Maybe he had more to protect.
Maybe he had more to hide.
Either way, Selina wasn’t going to pop those locks in seven minutes. She’d need an hour just to diagnose them, and maybe a day to collect the materials to counteract them—if they could be countered. If they needed to be countered. Doors were supposed to be the easiest way into an apartment—that’s why people put locks on them—but they were hardly the only way.
“Who are you?” Selina asked the door. “Fancy locks, frightened woman.

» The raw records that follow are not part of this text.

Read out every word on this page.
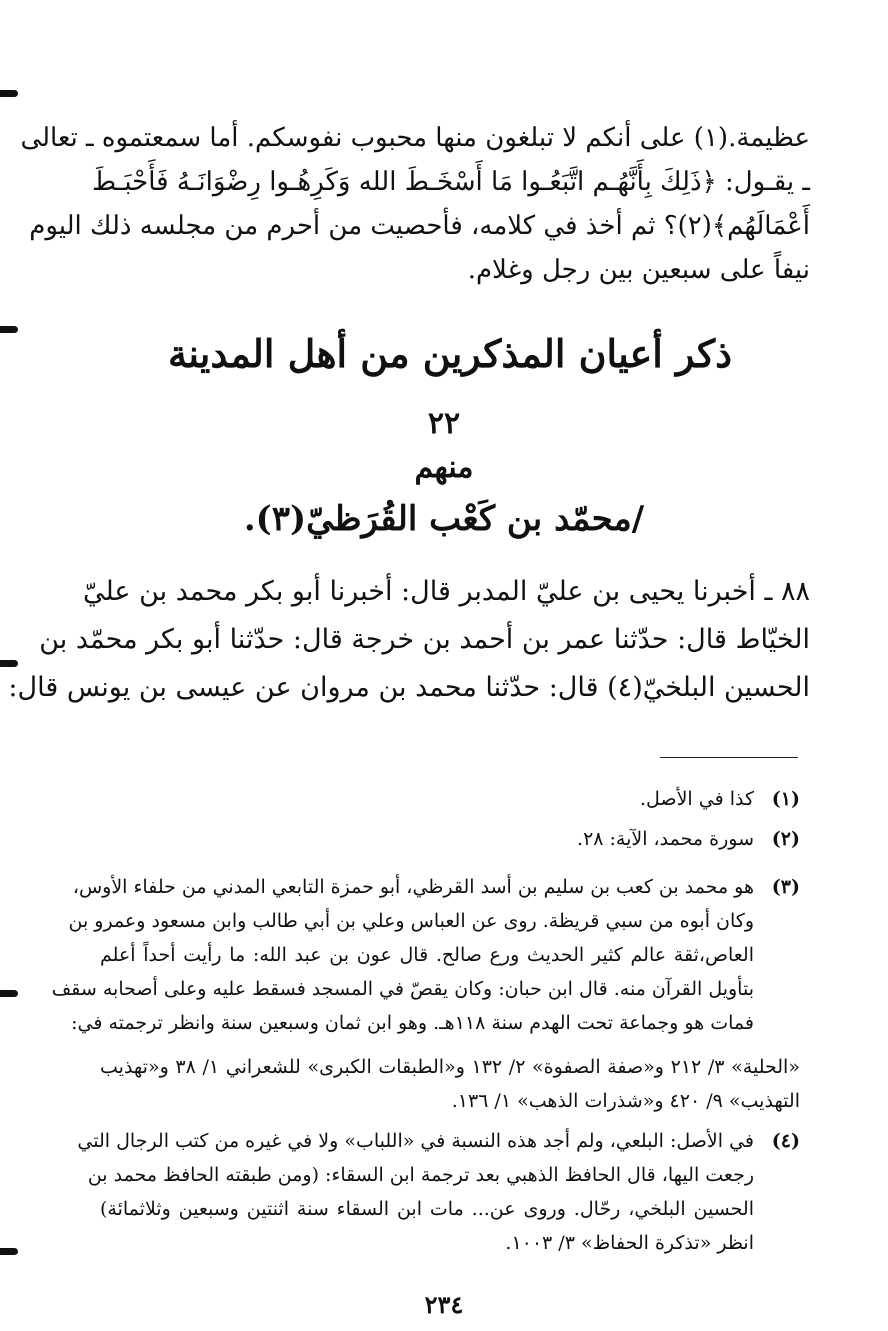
عظيمة.(١) على أنكم لا تبلغون منها محبوب نفوسكم. أما سمعتموه ـ تعالى
ـ يقـول: ﴿ذَلِكَ بِأَنَّهُـم اتَّبَعُـوا مَا أَسْخَـطَ الله وَكَرِهُـوا رِضْوَانَـهُ فَأَحْبَـطَ
أَعْمَالَهُم﴾(٢)؟ ثم أخذ في كلامه، فأحصيت من أحرم من مجلسه ذلك اليوم
نيفاً على سبعين بين رجل وغلام.
ذكر أعيان المذكرين من أهل المدينة
٢٢
منهم
/محمّد بن كَعْب القُرَظيّ(٣).
٨٨ ـ أخبرنا يحيى بن عليّ المدبر قال: أخبرنا أبو بكر محمد بن عليّ
الخيّاط قال: حدّثنا عمر بن أحمد بن خرجة قال: حدّثنا أبو بكر محمّد بن
الحسين البلخيّ(٤) قال: حدّثنا محمد بن مروان عن عيسى بن يونس قال:
(١)
كذا في الأصل.
(٢)
سورة محمد، الآية: ٢٨.
(٣)
هو محمد بن كعب بن سليم بن أسد القرظي، أبو حمزة التابعي المدني من حلفاء الأوس،
وكان أبوه من سبي قريظة. روى عن العباس وعلي بن أبي طالب وابن مسعود وعمرو بن
العاص،ثقة عالم كثير الحديث ورع صالح. قال عون بن عبد الله: ما رأيت أحداً أعلم
بتأويل القرآن منه. قال ابن حبان: وكان يقصّ في المسجد فسقط عليه وعلى أصحابه سقف
فمات هو وجماعة تحت الهدم سنة ١١٨هـ. وهو ابن ثمان وسبعين سنة وانظر ترجمته في:
«الحلية» ٣/ ٢١٢ و«صفة الصفوة» ٢/ ١٣٢ و«الطبقات الكبرى» للشعراني ١/ ٣٨ و«تهذيب
التهذيب» ٩/ ٤٢٠ و«شذرات الذهب» ١/ ١٣٦.
(٤)
في الأصل: البلعي، ولم أجد هذه النسبة في «اللباب» ولا في غيره من كتب الرجال التي
رجعت اليها، قال الحافظ الذهبي بعد ترجمة ابن السقاء: (ومن طبقته الحافظ محمد بن
الحسين البلخي، رحّال. وروى عن... مات ابن السقاء سنة اثنتين وسبعين وثلاثمائة)
انظر «تذكرة الحفاظ» ٣/ ١٠٠٣.
٢٣٤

What makes you tick, Eddie Lobb?”
She left the flowers propped against the door—let him guess who was sending flowers to his missing girlfriend. With her eyes closed she rechecked her spatial memory. Then, hearing the cables twang and suspecting that the gargoyle was shortchanging her ten minutes, she hurried away from the door.
Chapter Nine
The evening rush was in full swing when Selina, still dressed in her generic jumpsuit, marched into the lobby of another building from which she expected to get a good look at Eddie Lobb’s windows. It was a modern building, with a facade resembling a mirror more than a wedding cake. There were no fire escapes. She announced to the doorman—a more typical specimen of the breed—that she was going to wash some windows. The doorman didn’t ask why she was alone, why she wanted to wash windows when it was getting dark, or why she’d wash them when it had just stopped raining. Instead, shrugging, he adjusted the elevator control panel so she wouldn’t have to take the stairs to the roof.